Anti-Natalism and the case for human extinction

It doesn’t take too much imagination to extend his analogy to human beings. In fact, the worst horrors that humans inflict on other humans make being eaten by a lion seem tame in comparison.

Imagine something you really like. Be it gourmet food, music, sex, anything. You get a 25 year supply of it, but you have to agree to an hour of waterboarding. I bet you wouldn’t make it 5 minutes before you backed out of the agreement. This is what Schopenhauer is talking about: the asymmetry of pleasure and pain. However good the best pleasures are, the worst pains are so much more horrific.
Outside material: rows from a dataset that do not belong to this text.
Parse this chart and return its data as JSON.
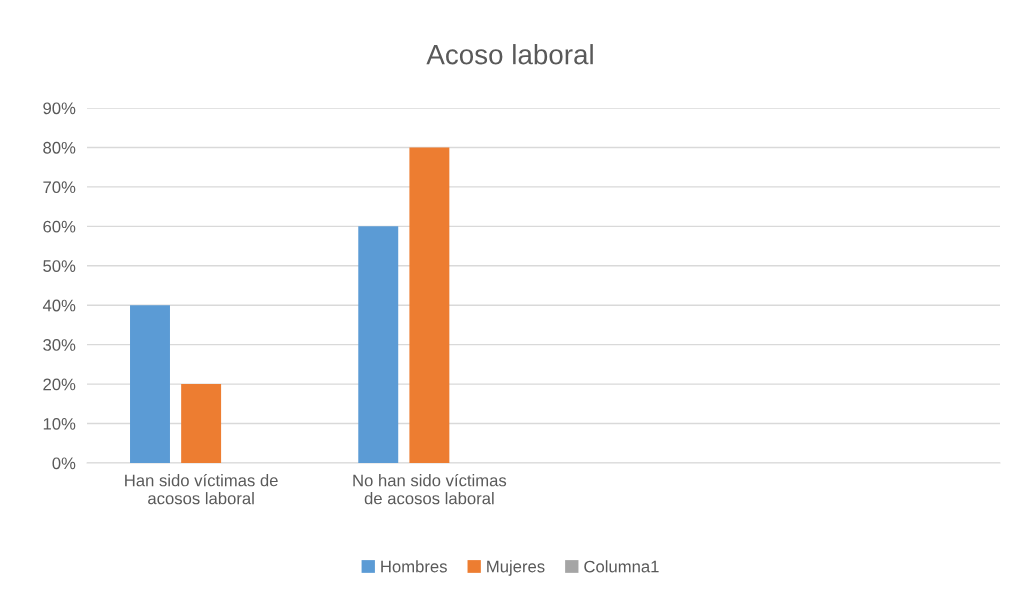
{
  "chart_data": {
    "type": "bar",
    "title": "Acoso laboral",
    "categories": [
      "Han sido víctimas de\nacosos laboral",
      "No han sido víctimas\nde acosos laboral",
      null,
      null
    ],
    "series": [
      {
        "name": "Hombres",
        "color": "#5b9bd5",
        "values": [
          40,
          60,
          null,
          null
        ]
      },
      {
        "name": "Mujeres",
        "color": "#ed7d31",
        "values": [
          20,
          80,
          null,
          null
        ]
      },
      {
        "name": "Columna1",
        "color": "#a5a5a5",
        "values": [
          null,
          null,
          null,
          null
        ]
      }
    ],
    "ylim": [
      0,
      90
    ],
    "yticks": [
      {
        "value": 0,
        "label": "0%"
      },
      {
        "value": 10,
        "label": "10%"
      },
      {
        "value": 20,
        "label": "20%"
      },
      {
        "value": 30,
        "label": "30%"
      },
      {
        "value": 40,
        "label": "40%"
      },
      {
        "value": 50,
        "label": "50%"
      },
      {
        "value": 60,
        "label": "60%"
      },
      {
        "value": 70,
        "label": "70%"
      },
      {
        "value": 80,
        "label": "80%"
      },
      {
        "value": 90,
        "label": "90%"
      }
    ],
    "grid": "y",
    "legend": "bottom"
  }
}
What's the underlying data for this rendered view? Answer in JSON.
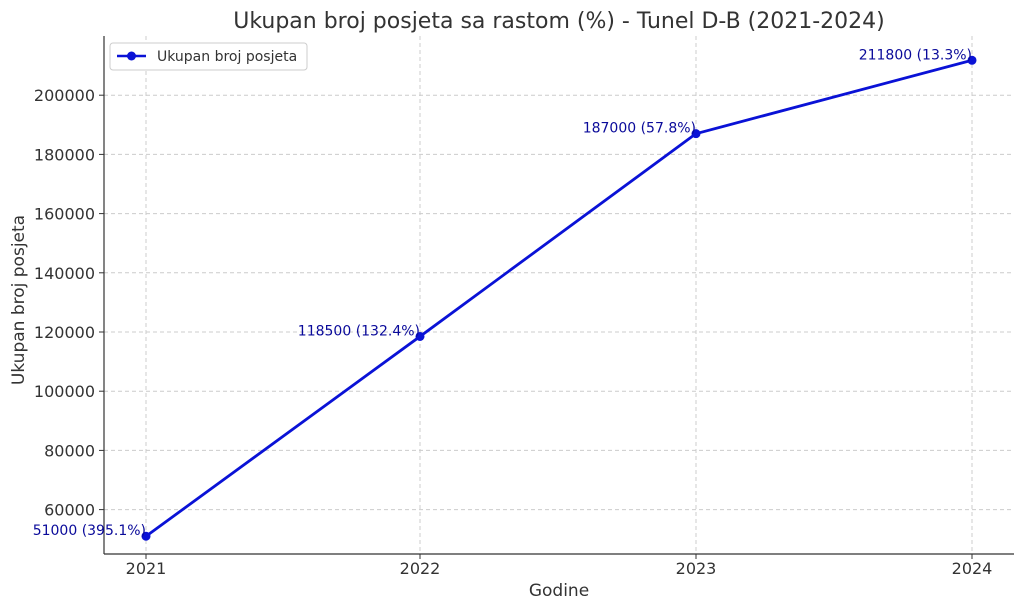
{
  "chart_data": {
    "type": "line",
    "title": "Ukupan broj posjeta sa rastom (%) - Tunel D-B (2021-2024)",
    "xlabel": "Godine",
    "ylabel": "Ukupan broj posjeta",
    "categories": [
      "2021",
      "2022",
      "2023",
      "2024"
    ],
    "series": [
      {
        "name": "Ukupan broj posjeta",
        "values": [
          51000,
          118500,
          187000,
          211800
        ],
        "labels": [
          "51000 (395.1%)",
          "118500 (132.4%)",
          "187000 (57.8%)",
          "211800 (13.3%)"
        ],
        "color": "#0000dd"
      }
    ],
    "ylim": [
      45000,
      220000
    ],
    "yticks": [
      60000,
      80000,
      100000,
      120000,
      140000,
      160000,
      180000,
      200000
    ],
    "grid": true,
    "legend_position": "top-left",
    "colors": {
      "line": "#0a12d6",
      "label_text": "#0a0a9a",
      "text": "#333333",
      "grid": "#cccccc"
    }
  }
}
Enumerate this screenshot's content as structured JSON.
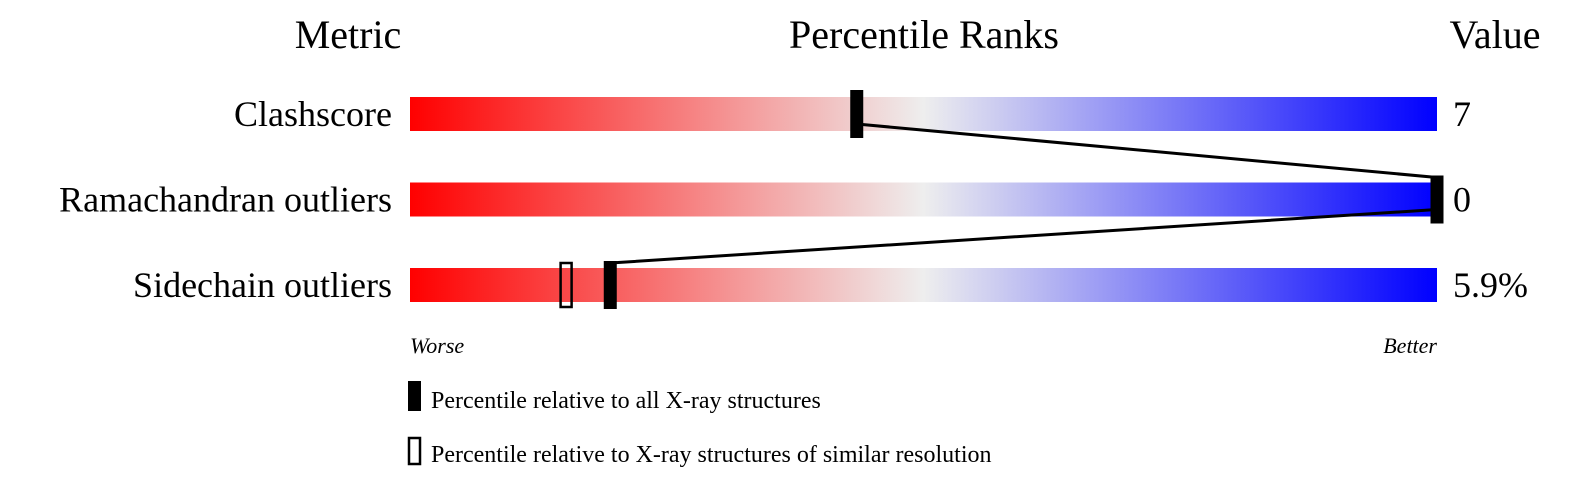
{
  "headers": {
    "metric": "Metric",
    "percentile": "Percentile Ranks",
    "value": "Value"
  },
  "axis": {
    "worse": "Worse",
    "better": "Better"
  },
  "legend": {
    "all": "Percentile relative to all X-ray structures",
    "similar": "Percentile relative to X-ray structures of similar resolution"
  },
  "colors": {
    "worse": "#ff0000",
    "middle": "#eeeeee",
    "better": "#0000ff",
    "marker": "#000000"
  },
  "chart_data": {
    "type": "bar",
    "x_range": [
      0,
      100
    ],
    "metrics": [
      {
        "label": "Clashscore",
        "value": "7",
        "percentile_all": 43.5,
        "percentile_similar": null
      },
      {
        "label": "Ramachandran outliers",
        "value": "0",
        "percentile_all": 100,
        "percentile_similar": null
      },
      {
        "label": "Sidechain outliers",
        "value": "5.9%",
        "percentile_all": 19.5,
        "percentile_similar": 15.2
      }
    ]
  }
}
I’m don’t agree with that synopsis. Sure, horrible horrors exist. But wonderful pleasures exist as well. I’d guess that people who do pessimism for a career haven’t experienced the best pleasures that life has to offer, which is a pity. The pleasures still exist, though.

The broader point does not rest on comparing the worst horror to the best pleasure, however. It rests on observing that for most people, most of the time, life is pretty good. For me, today, I’ve not suffered any noticable pain and I don’t expect I will. I’ve had a number of pleasures: eating, drinking, driving, working, and so forth. So on average, pleasure is beating pain.

Your “obvious” analogy is nowhere near as obvious as you think. Lots of people willingly endure temporary suffering in order to obtain something that will make them happy. People are willing to endure pain for things as trivial as a ear piercing to as important as childbirth.

Hey, don’t knock it till you’ve tried it!